This year marks Castlevania: Symphonia of the Night’s 20th anniversary and though Konami may let the year go by with little fanfare, celebration of the classic 1997 Platformer RPG should practically be considered mandatory.
Since the franchise’s beginning in 1986, Castlevania has always been a beloved franchise by many around the world. It’s known as a tough to complete platformer, full of secrets in every stage. Making it especially unique is its gothic theme, making use of popular characters from various stories such as Dracula or Frankenstein. The game went on to spawn multiple sequels but as time passed and technology grew, so too did the franchise need to evolve.
Castlevania: Symphony of the Night was the first Castlevania title released on the PlayStation. At first glance, everything about it is different. The concept of clearing stages was removed along with special weapons that require hearts to use. Even the story focused on the never-ending battle between Dracula and the Belmont family was replaced with a story of Dracula’s son Alucard as he returns to Dracula’s castle in order to defeat his reawakened father. What makes Symphony of the Night so amazing isn’t only what it changed about the franchise however but the way it actually represented what Castlevania always aimed to be while at the same time, giving birth to a new genre within the gaming industry.
Dracula’s castle has always been the main locale of the series but it wasn’t until Symphony of the Night that it was actually possible to fully map out the vampire’s home. From the caverns below to the colosseum and clock tower, stages found in the original game make their way into Symphony of the Night in some shape or form, connecting them all to make one giant level. The added genius to this design is something many players miss to this day. The castle design, which was made to be played upside down, is a testament to how well thought out the level design in this game was.
Weapons went through a similar change with Symphony of the Night’s evolution. They are still found and picked up, just as they were in the classic titles, but there’s no longer a restriction on how many times they can be used and the manageable inventory allowed players to pick up any item without the fear of losing another. Playing as a Belmont is great, but keeping with that lore, both players and developers are restricted. Traditionally, Belmonts use one weapon, the vampire-killing whip while Alucard, on the other hand, doesn't have familial ties to a single weapon in Symphony of the Night. This gives the title more role-playing game elements that help to create a feeling of growth beyond simple stage progression as we could actually see Alucard getting stronger, dealing more damage and using better equipment.
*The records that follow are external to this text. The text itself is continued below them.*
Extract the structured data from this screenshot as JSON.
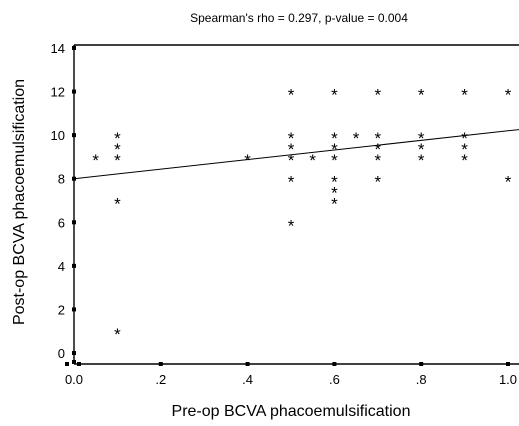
{
  "chart_data": {
    "type": "scatter",
    "title": "Spearman's rho = 0.297, p-value = 0.004",
    "xlabel": "Pre-op BCVA phacoemulsification",
    "ylabel": "Post-op BCVA phacoemulsification",
    "xlim": [
      0.0,
      1.0
    ],
    "ylim": [
      0,
      14
    ],
    "x_ticks": [
      0.0,
      0.2,
      0.4,
      0.6,
      0.8,
      1.0
    ],
    "x_tick_labels": [
      "0.0",
      ".2",
      ".4",
      ".6",
      ".8",
      "1.0"
    ],
    "y_ticks": [
      0,
      2,
      4,
      6,
      8,
      10,
      12,
      14
    ],
    "y_tick_labels": [
      "0",
      "2",
      "4",
      "6",
      "8",
      "10",
      "12",
      "14"
    ],
    "marker": "*",
    "grid": false,
    "points": [
      {
        "x": 0.05,
        "y": 9
      },
      {
        "x": 0.1,
        "y": 10
      },
      {
        "x": 0.1,
        "y": 9.5
      },
      {
        "x": 0.1,
        "y": 9
      },
      {
        "x": 0.1,
        "y": 7
      },
      {
        "x": 0.1,
        "y": 1
      },
      {
        "x": 0.4,
        "y": 9
      },
      {
        "x": 0.5,
        "y": 12
      },
      {
        "x": 0.5,
        "y": 10
      },
      {
        "x": 0.5,
        "y": 9.5
      },
      {
        "x": 0.5,
        "y": 9
      },
      {
        "x": 0.5,
        "y": 8
      },
      {
        "x": 0.5,
        "y": 6
      },
      {
        "x": 0.55,
        "y": 9
      },
      {
        "x": 0.6,
        "y": 12
      },
      {
        "x": 0.6,
        "y": 10
      },
      {
        "x": 0.6,
        "y": 9.5
      },
      {
        "x": 0.6,
        "y": 9
      },
      {
        "x": 0.6,
        "y": 8
      },
      {
        "x": 0.6,
        "y": 7.5
      },
      {
        "x": 0.6,
        "y": 7
      },
      {
        "x": 0.65,
        "y": 10
      },
      {
        "x": 0.7,
        "y": 12
      },
      {
        "x": 0.7,
        "y": 10
      },
      {
        "x": 0.7,
        "y": 9.5
      },
      {
        "x": 0.7,
        "y": 9
      },
      {
        "x": 0.7,
        "y": 8
      },
      {
        "x": 0.8,
        "y": 12
      },
      {
        "x": 0.8,
        "y": 10
      },
      {
        "x": 0.8,
        "y": 9.5
      },
      {
        "x": 0.8,
        "y": 9
      },
      {
        "x": 0.9,
        "y": 12
      },
      {
        "x": 0.9,
        "y": 10
      },
      {
        "x": 0.9,
        "y": 9.5
      },
      {
        "x": 0.9,
        "y": 9
      },
      {
        "x": 1.0,
        "y": 12
      },
      {
        "x": 1.0,
        "y": 8
      }
    ],
    "fit_line": {
      "x": [
        0.0,
        1.0
      ],
      "y": [
        8.0,
        10.2
      ]
    },
    "colors": {
      "points": "#000000",
      "axes": "#000000",
      "fit_line": "#000000"
    }
  }
}
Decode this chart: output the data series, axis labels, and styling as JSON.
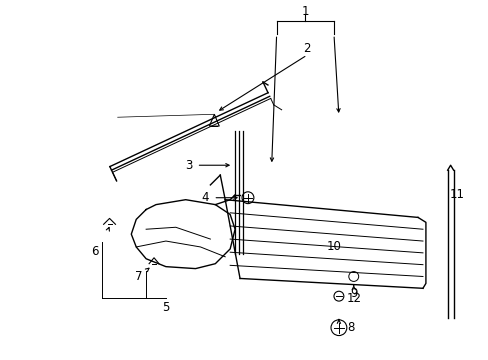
{
  "background_color": "#ffffff",
  "line_color": "#000000",
  "figsize": [
    4.89,
    3.6
  ],
  "dpi": 100,
  "label_fs": 8.5
}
The format seen in Symphony of the Night was reused in almost every Castlevania title released afterwards, only with different castle layouts. As other developers began to make use of this style, the term “Metroidvania” was coined, referring to any game that used a Metroid-style map system with RPG mechanics involved. What Castlevania: Symphony of the Night did was bring a new type of exploration to the RPG genre while also helping to iconize the series by reaching out beyond the borders of platformer fans. The style of game birthed by Symphony of the Night retained its relevance even today, evident by the support of the crowdfunded game, Bloodstained: Ritual of the Night, a game being developed by the assistant director of Symphony of the Night, Koji Igarashi.
Bloodstained: Ritual of the Night is a two-dimensional platformer that uses 3D graphics currently being developed by Inti Creates. It is being made as a spiritual successor to Symphony of the Night and carries a lot of the mechanics over from the title. The game follows a girl named Mariam as she navigates her way through a castle filled with demons. The game features the same types of character progression through the forms of levelling up and finding new equipment but with added features such as weapon crafting. Fans of Symphony of the Night have been eagerly awaiting the title, pledging $5 million over the original $500 thousand goal.
Castlevania: Symphonia of the Night deserves to be celebrated as a title that reinvented the wheel while honouring what came before it. The game changed the way that we looked at platformer genre along with the way we looked at RPGs, and 20 years later gamers are still discovering this gem with the many secrets it holds. Only time will tell if Bloodstained manages to live up to Symphony of the Night when it launches next year but for 2017, we can pay our respects to Castlevania: Symphony of the Night.